11 Responses to Life in the zero waste lane

  1. Ok, so maybe I’m just being nosy, but I’ve been wondering what Abby is doing next year? I have a freshman, but we’re already looking at college for him, and I’ve been wondering what is ahead for Abby. (If I’m too intrusive, you don’t have to answer!)

    • Not at all! Abby will be in the school of nursing at a Washington university starting in August, I think. (I’d rather not give the name in a public forum, but I’d totally email it to you.) She’s really excited. She also just started a summer job, a little early, and that’s been a bit of a struggle because her classes this year are HARD and she’s trying to juggle both. (She just needs to adjust her hours until summer hits. What is obvious at 44 is not obvious at 17.)

      Looking at colleges is fun! Santa Clara was on her list for a while, so we went to visit a couple summers ago. She decided it was too sunny (!). We thought it was gorgeous, but hey, if she wants to stay in the Pacific Northwest, who are we to deter her? 😉 We also visited Stanford, not on her list, but we were in the area. Sprawling!

      • Thanks for letting me know. Nursing is a great field — I have a niece who is just finishing up her degree in nursing, and she is thrilled with both the study and her options upon graduation. After a year, I feel a little bit invested in how your kids are doing. (I understand too sunny. We dream up moving up to the Pacific Northwest for the rain and the green.)

        • We have a niece who’s a nurse and she’s found it very rewarding, and was able to get a job without a lot of trouble. That’s kind of why Abby picked it … she wants to do something in the medical field, but doesn’t want to be a doctor because it would take too long. (Our friend Alex, who passed in February, was trying to get her on a physicians assistant track — that’s what he was — but so far she’s held firm on nursing.)

          I’m a big fan of the Pac NW. Lived here all my life though, so I am perhaps a tad biased.
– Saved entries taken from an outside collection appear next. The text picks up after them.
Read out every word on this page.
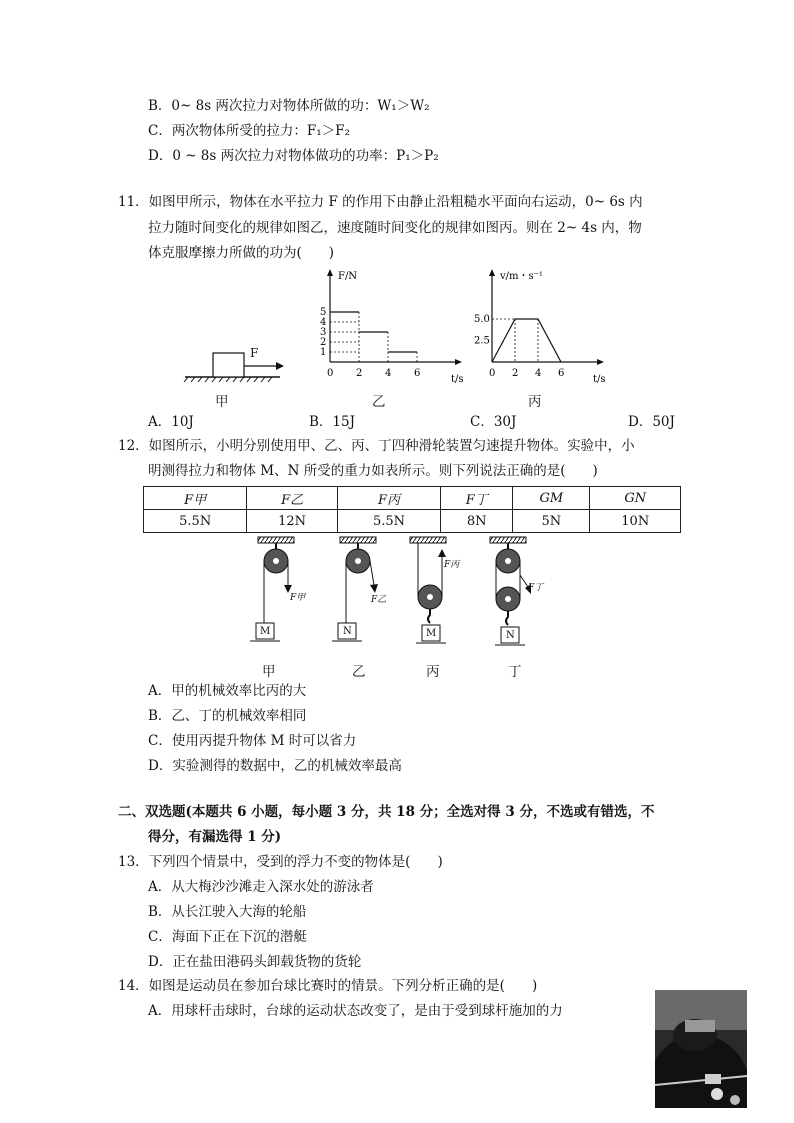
B．0~ 8s 两次拉力对物体所做的功：W₁＞W₂
C．两次物体所受的拉力：F₁＞F₂
D．0 ~ 8s 两次拉力对物体做功的功率：P₁＞P₂
11．如图甲所示，物体在水平拉力 F 的作用下由静止沿粗糙水平面向右运动，0~ 6s 内
拉力随时间变化的规律如图乙，速度随时间变化的规律如图丙。则在 2~ 4s 内，物
体克服摩擦力所做的功为(　　)
F
甲
F/N
t/s
1
2
3
4
5
0 2 4 6
乙
v/m・s⁻¹
t/s
2.5
5.0
0 2 4 6
丙
A．10J	B．15J	C．30J	D．50J
12．如图所示，小明分别使用甲、乙、丙、丁四种滑轮装置匀速提升物体。实验中，小
明测得拉力和物体 M、N 所受的重力如表所示。则下列说法正确的是(　　)
F甲	F乙	F丙	F丁	GM	GN
5.5N	12N	5.5N	8N	5N	10N
M	N	M	N
F甲	F乙
F丙
F丁
甲	乙	丙	丁
A．甲的机械效率比丙的大
B．乙、丁的机械效率相同
C．使用丙提升物体 M 时可以省力
D．实验测得的数据中，乙的机械效率最高
二、双选题(本题共 6 小题，每小题 3 分，共 18 分；全选对得 3 分，不选或有错选，不
得分，有漏选得 1 分)
13．下列四个情景中，受到的浮力不变的物体是(　　)
A．从大梅沙沙滩走入深水处的游泳者
B．从长江驶入大海的轮船
C．海面下正在下沉的潜艇
D．正在盐田港码头卸载货物的货轮
14．如图是运动员在参加台球比赛时的情景。下列分析正确的是(　　)
A．用球杆击球时，台球的运动状态改变了，是由于受到球杆施加的力
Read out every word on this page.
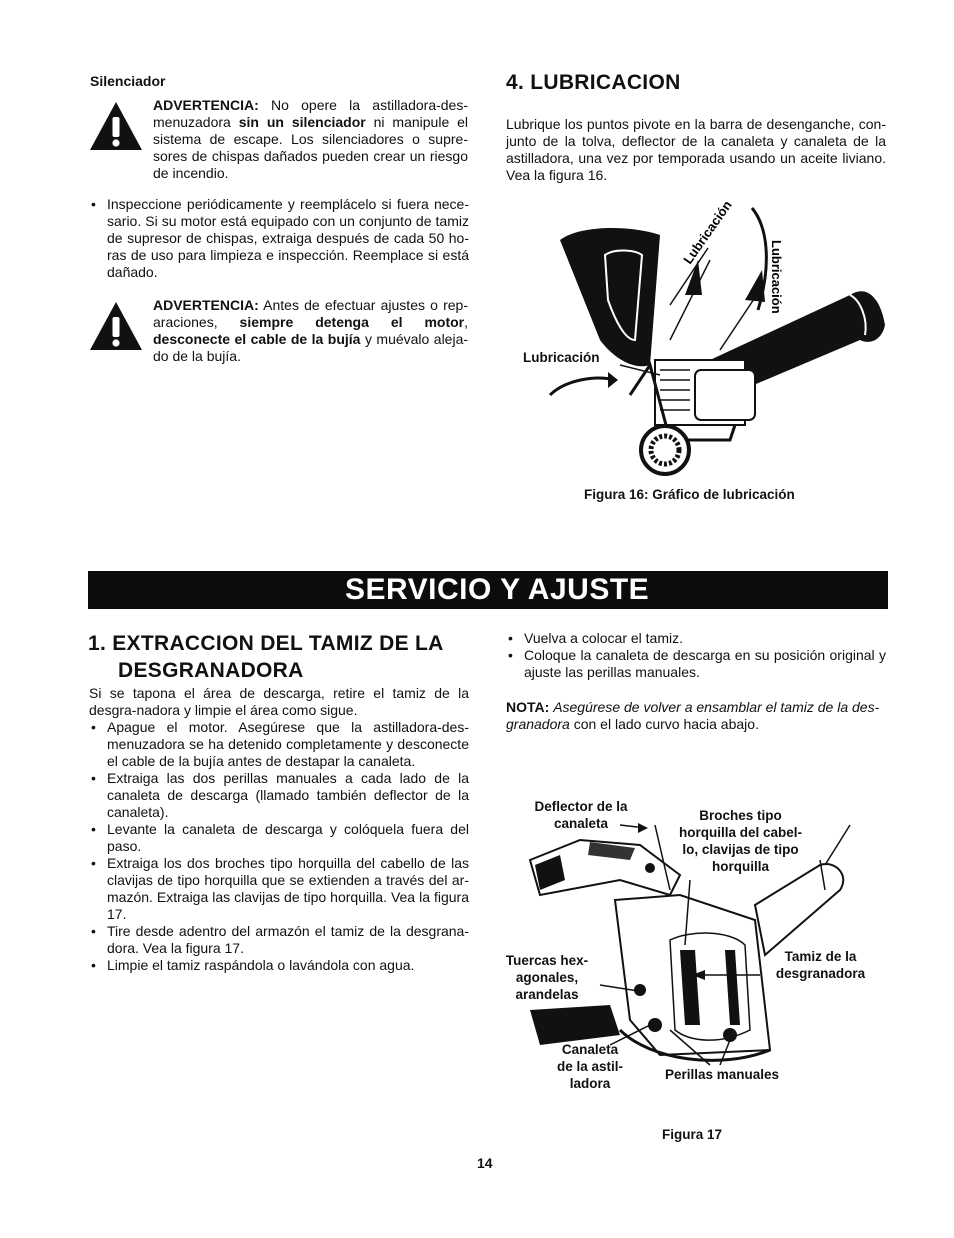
Silenciador
ADVERTENCIA: No opere la astilladora-des-menuzadora sin un silenciador ni manipule el sistema de escape. Los silenciadores o supre-sores de chispas dañados pueden crear un riesgo de incendio.
• Inspeccione periódicamente y reemplácelo si fuera nece-sario. Si su motor está equipado con un conjunto de tamiz de supresor de chispas, extraiga después de cada 50 ho-ras de uso para limpieza e inspección. Reemplace si está dañado.
ADVERTENCIA: Antes de efectuar ajustes o rep-araciones, siempre detenga el motor, desconecte el cable de la bujía y muévalo aleja-do de la bujía.
4. LUBRICACION
Lubrique los puntos pivote en la barra de desenganche, con-junto de la tolva, deflector de la canaleta y canaleta de la astilladora, una vez por temporada usando un aceite liviano. Vea la figura 16.
Lubricación
Lubricación
Lubricación
Figura 16: Gráfico de lubricación
SERVICIO Y AJUSTE
1. EXTRACCION DEL TAMIZ DE LA
DESGRANADORA
Si se tapona el área de descarga, retire el tamiz de la desgra-nadora y limpie el área como sigue.
• Apague el motor. Asegúrese que la astilladora-des-menuzadora se ha detenido completamente y desconecte el cable de la bujía antes de destapar la canaleta.
• Extraiga las dos perillas manuales a cada lado de la canaleta de descarga (llamado también deflector de la canaleta).
• Levante la canaleta de descarga y colóquela fuera del paso.
• Extraiga los dos broches tipo horquilla del cabello de las clavijas de tipo horquilla que se extienden a través del ar-mazón. Extraiga las clavijas de tipo horquilla. Vea la figura 17.
• Tire desde adentro del armazón el tamiz de la desgrana-dora. Vea la figura 17.
• Limpie el tamiz raspándola o lavándola con agua.
• Vuelva a colocar el tamiz.
• Coloque la canaleta de descarga en su posición original y ajuste las perillas manuales.
NOTA: Asegúrese de volver a ensamblar el tamiz de la des-granadora con el lado curvo hacia abajo.
Deflector de la
canaleta
Broches tipo
horquilla del cabel-
lo, clavijas de tipo
horquilla
Tuercas hex-
agonales,
arandelas
Tamiz de la
desgranadora
Canaleta
de la astil-
ladora
Perillas manuales
Figura 17
14
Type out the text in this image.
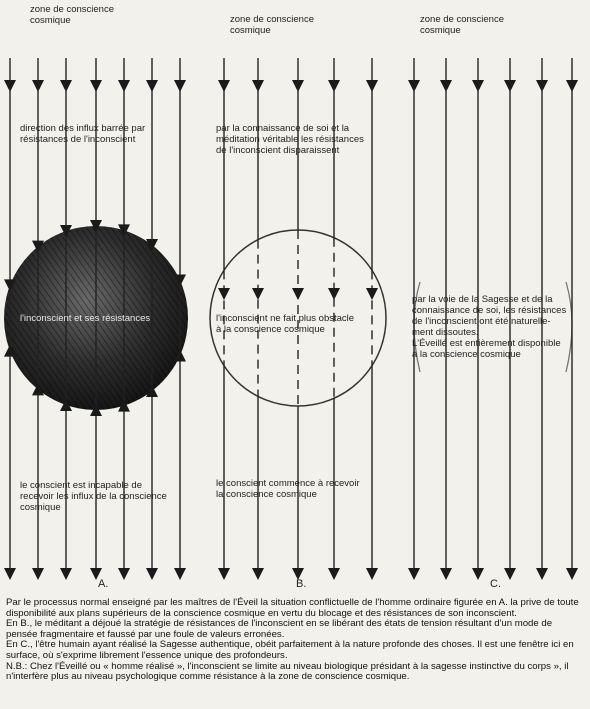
zone de conscience
cosmique	zone de conscience
cosmique
zone de conscience
cosmique
direction des influx barrée par
résistances de l'inconscient
l'inconscient et ses résistances
le conscient est incapable de
recevoir les influx de la conscience
cosmique
A.
par la connaissance de soi et la
méditation véritable les résistances
de l'inconscient disparaissent
l'inconscient ne fait plus obstacle
à la conscience cosmique
le conscient commence à recevoir
la conscience cosmique
B.
par la voie de la Sagesse et de la
connaissance de soi, les résistances
de l'inconscient ont été naturelle-
ment dissoutes.
L'Éveillé est entièrement disponible
à la conscience cosmique
C.

Par le processus normal enseigné par les maîtres de l'Éveil la situation conflictuelle de l'homme ordinaire figurée en A. la prive de toute disponibilité aux plans supérieurs de la conscience cosmique en vertu du blocage et des résistances de son inconscient.

En B., le méditant a déjoué la stratégie de résistances de l'inconscient en se libérant des états de tension résultant d'un mode de pensée fragmentaire et faussé par une foule de valeurs erronées.

En C., l'être humain ayant réalisé la Sagesse authentique, obéit parfaitement à la nature profonde des choses. Il est une fenêtre ici en surface, où s'exprime librement l'essence unique des profondeurs.

N.B.: Chez l'Éveillé ou « homme réalisé », l'inconscient se limite au niveau biologique présidant à la sagesse instinctive du corps », il n'interfère plus au niveau psychologique comme résistance à la zone de conscience cosmique.
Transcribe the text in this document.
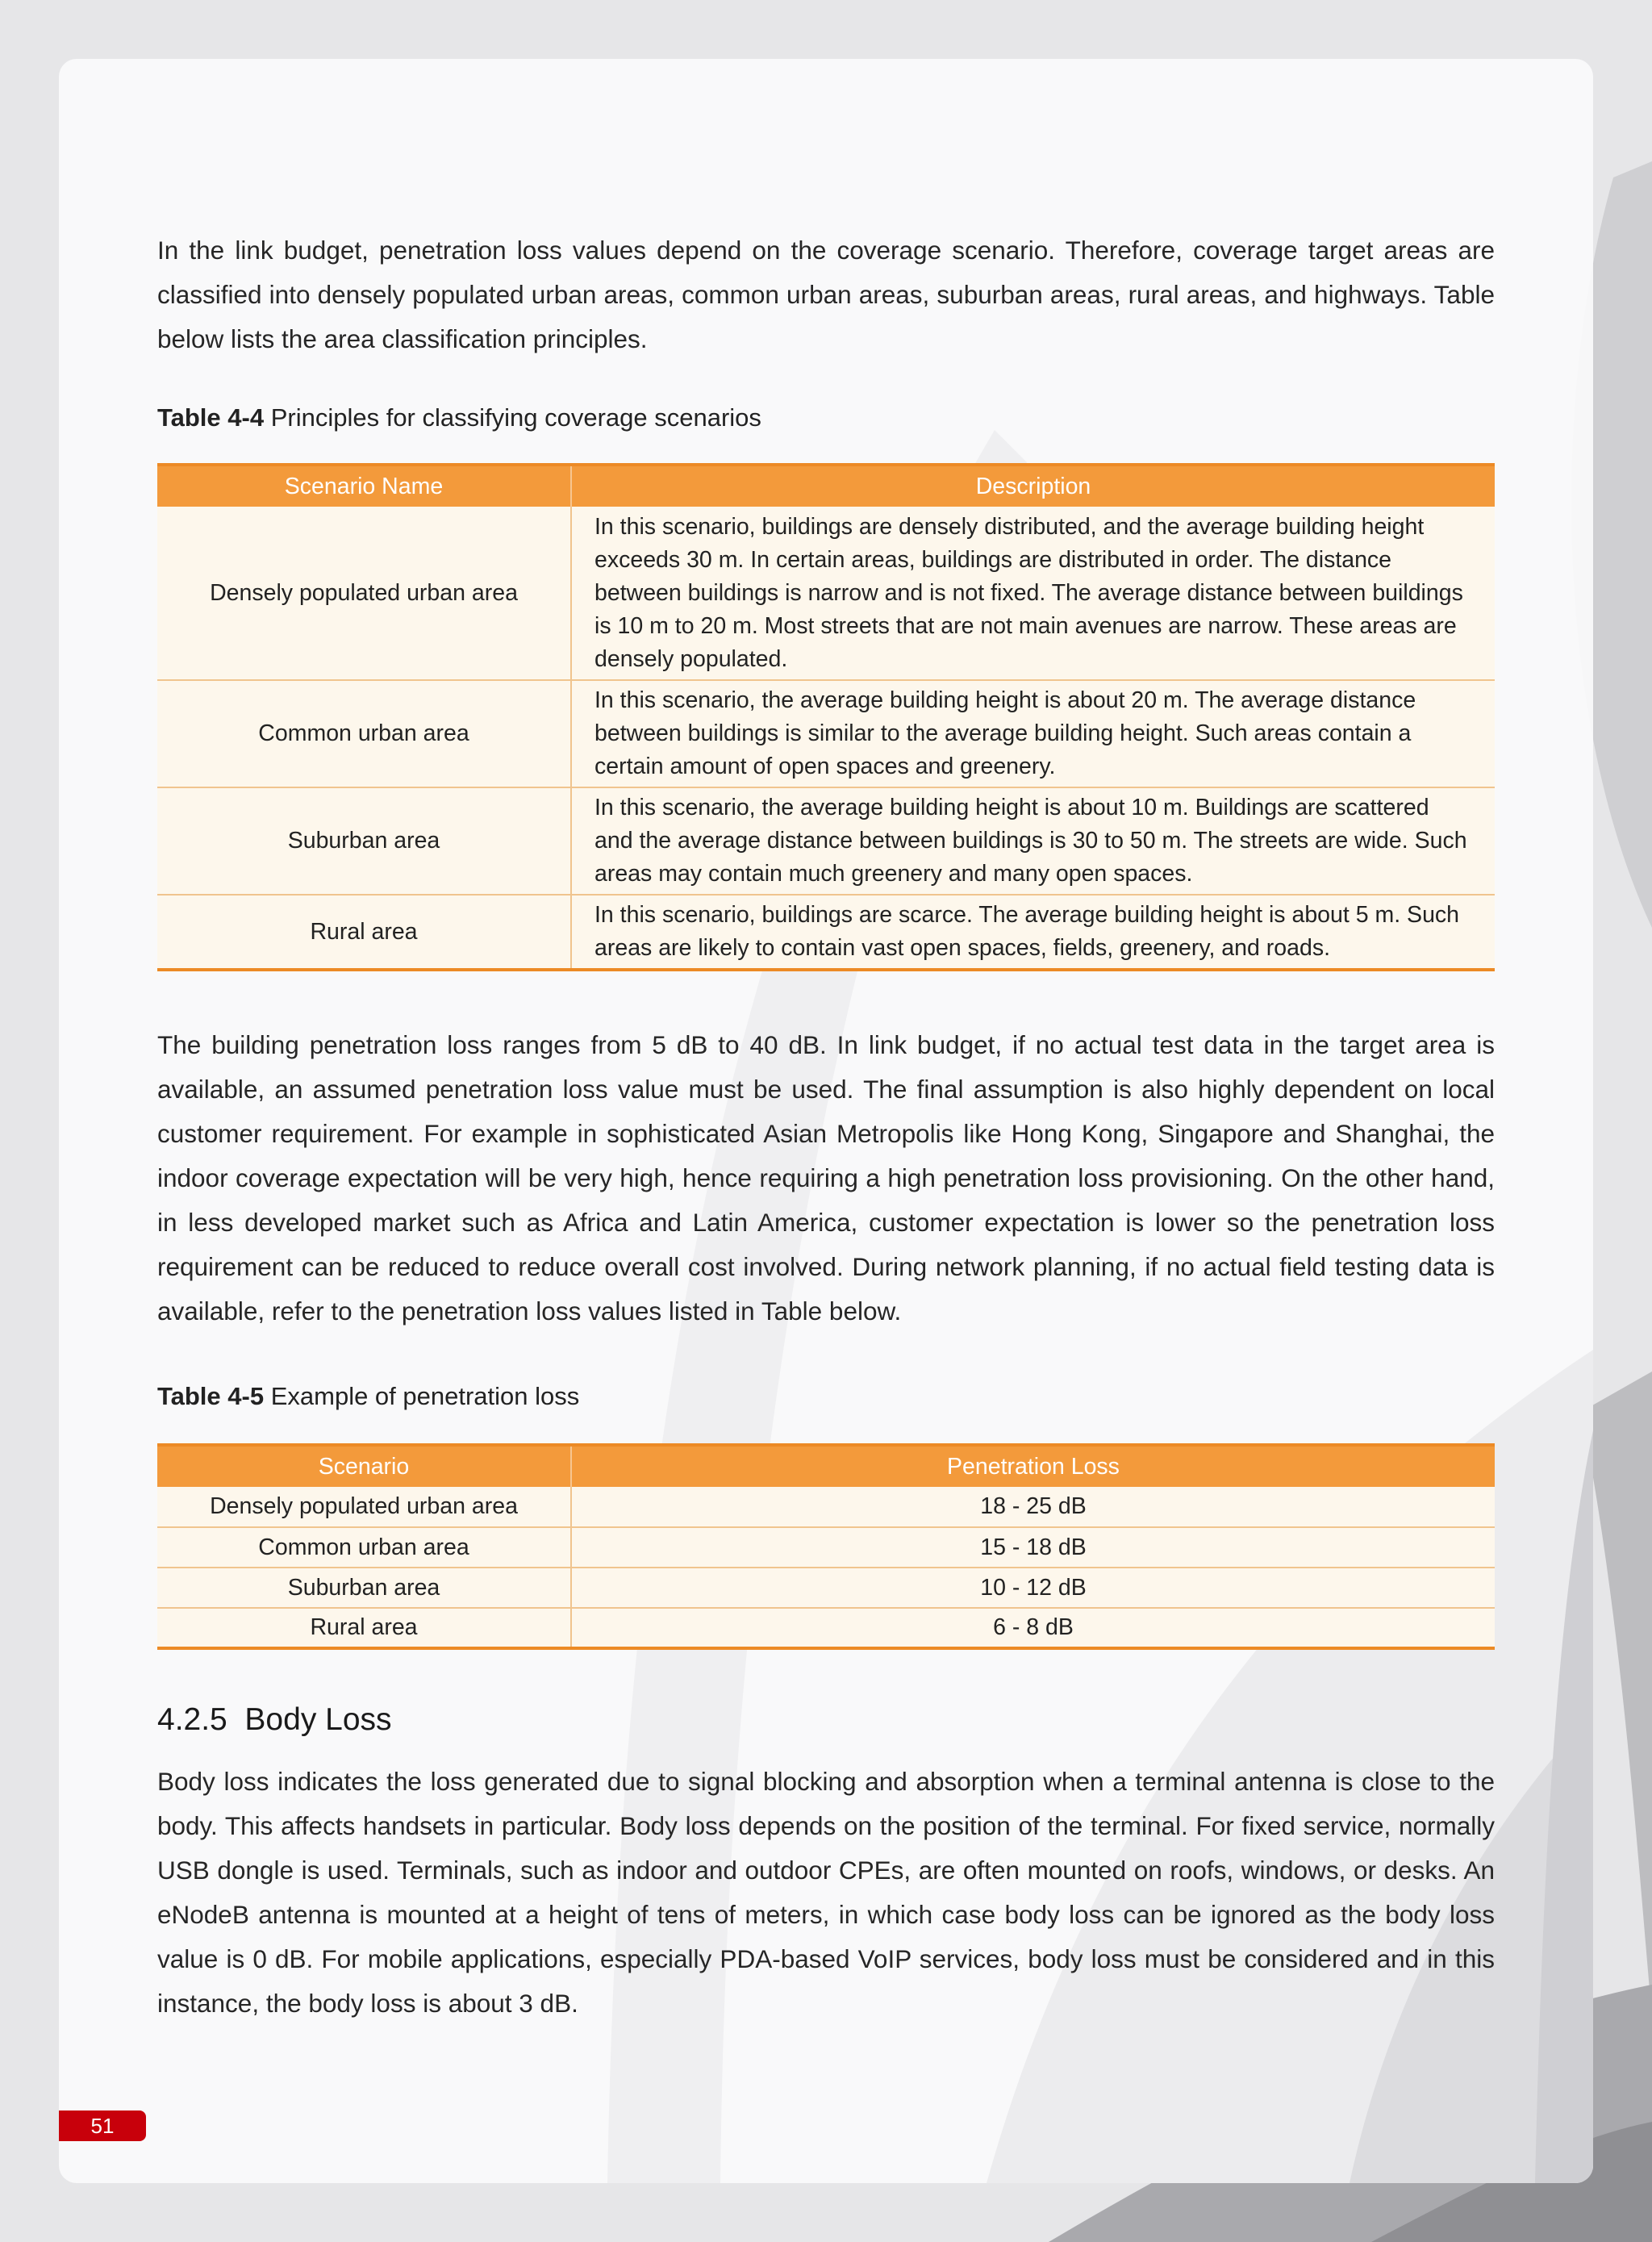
In the link budget, penetration loss values depend on the coverage scenario. Therefore, coverage target areas are classified into densely populated urban areas, common urban areas, suburban areas, rural areas, and highways. Table below lists the area classification principles.

Table 4-4 Principles for classifying coverage scenarios

Scenario Name	Description
Densely populated urban area	In this scenario, buildings are densely distributed, and the average building height exceeds 30 m. In certain areas, buildings are distributed in order. The distance between buildings is narrow and is not fixed. The average distance between buildings is 10 m to 20 m. Most streets that are not main avenues are narrow. These areas are densely populated.
Common urban area	In this scenario, the average building height is about 20 m. The average distance between buildings is similar to the average building height. Such areas contain a certain amount of open spaces and greenery.
Suburban area	In this scenario, the average building height is about 10 m. Buildings are scattered and the average distance between buildings is 30 to 50 m. The streets are wide. Such areas may contain much greenery and many open spaces.
Rural area	In this scenario, buildings are scarce. The average building height is about 5 m. Such areas are likely to contain vast open spaces, fields, greenery, and roads.

The building penetration loss ranges from 5 dB to 40 dB. In link budget, if no actual test data in the target area is available, an assumed penetration loss value must be used. The final assumption is also highly dependent on local customer requirement. For example in sophisticated Asian Metropolis like Hong Kong, Singapore and Shanghai, the indoor coverage expectation will be very high, hence requiring a high penetration loss provisioning. On the other hand, in less developed market such as Africa and Latin America, customer expectation is lower so the penetration loss requirement can be reduced to reduce overall cost involved. During network planning, if no actual field testing data is available, refer to the penetration loss values listed in Table below.

Table 4-5 Example of penetration loss

Scenario	Penetration Loss
Densely populated urban area	18 - 25 dB
Common urban area	15 - 18 dB
Suburban area	10 - 12 dB
Rural area	6 - 8 dB
4.2.5 Body Loss

Body loss indicates the loss generated due to signal blocking and absorption when a terminal antenna is close to the body. This affects handsets in particular. Body loss depends on the position of the terminal. For fixed service, normally USB dongle is used. Terminals, such as indoor and outdoor CPEs, are often mounted on roofs, windows, or desks. An eNodeB antenna is mounted at a height of tens of meters, in which case body loss can be ignored as the body loss value is 0 dB. For mobile applications, especially PDA-based VoIP services, body loss must be considered and in this instance, the body loss is about 3 dB.

51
          • Good for Abby! Nursing is so flexible, so many options and opportunities. I’m going to miss your voice on this blog, but hope to meet up in HR or Portland!

  2. Heh, can’t believe you remembered that!

    I’m sure there will be more chances to say it, but I just wanted to put it out there now – your year has been an absolute delight to read. Thank you.

    • I can’t believe it’s taken me so long! No one seems to know, but I have one more person I can talk to.

      And thank you. I appreciate that. It’s been super fun!

  3. I also want to say how much I have truly enjoyed reading your posts, thank you so much for allowing us into your life, your posts have been so inspirational. Oh I’m gonna miss hearing from you! I just thought I better say a few lines now while I have a moment. Thanks again for an entertaining and inspirational year and I would be so interested to hear in a year or two how the girls have taken (or not) all of this on board!

  4. This is something I am hoping to start. Our bins, both refuse and recycling are always overflowing and I’m sure there is a way I can reduce this I just need to start small. Thanks for sharing your journey.

    • Starting small is smart — it’s too easy to get overwhelmed otherwise. If you’re looking for advice on where to start, taking a reusable mug or water bottle, or making a lunch in reusable containers yields quick results but isn’t a lot of work. Good luck!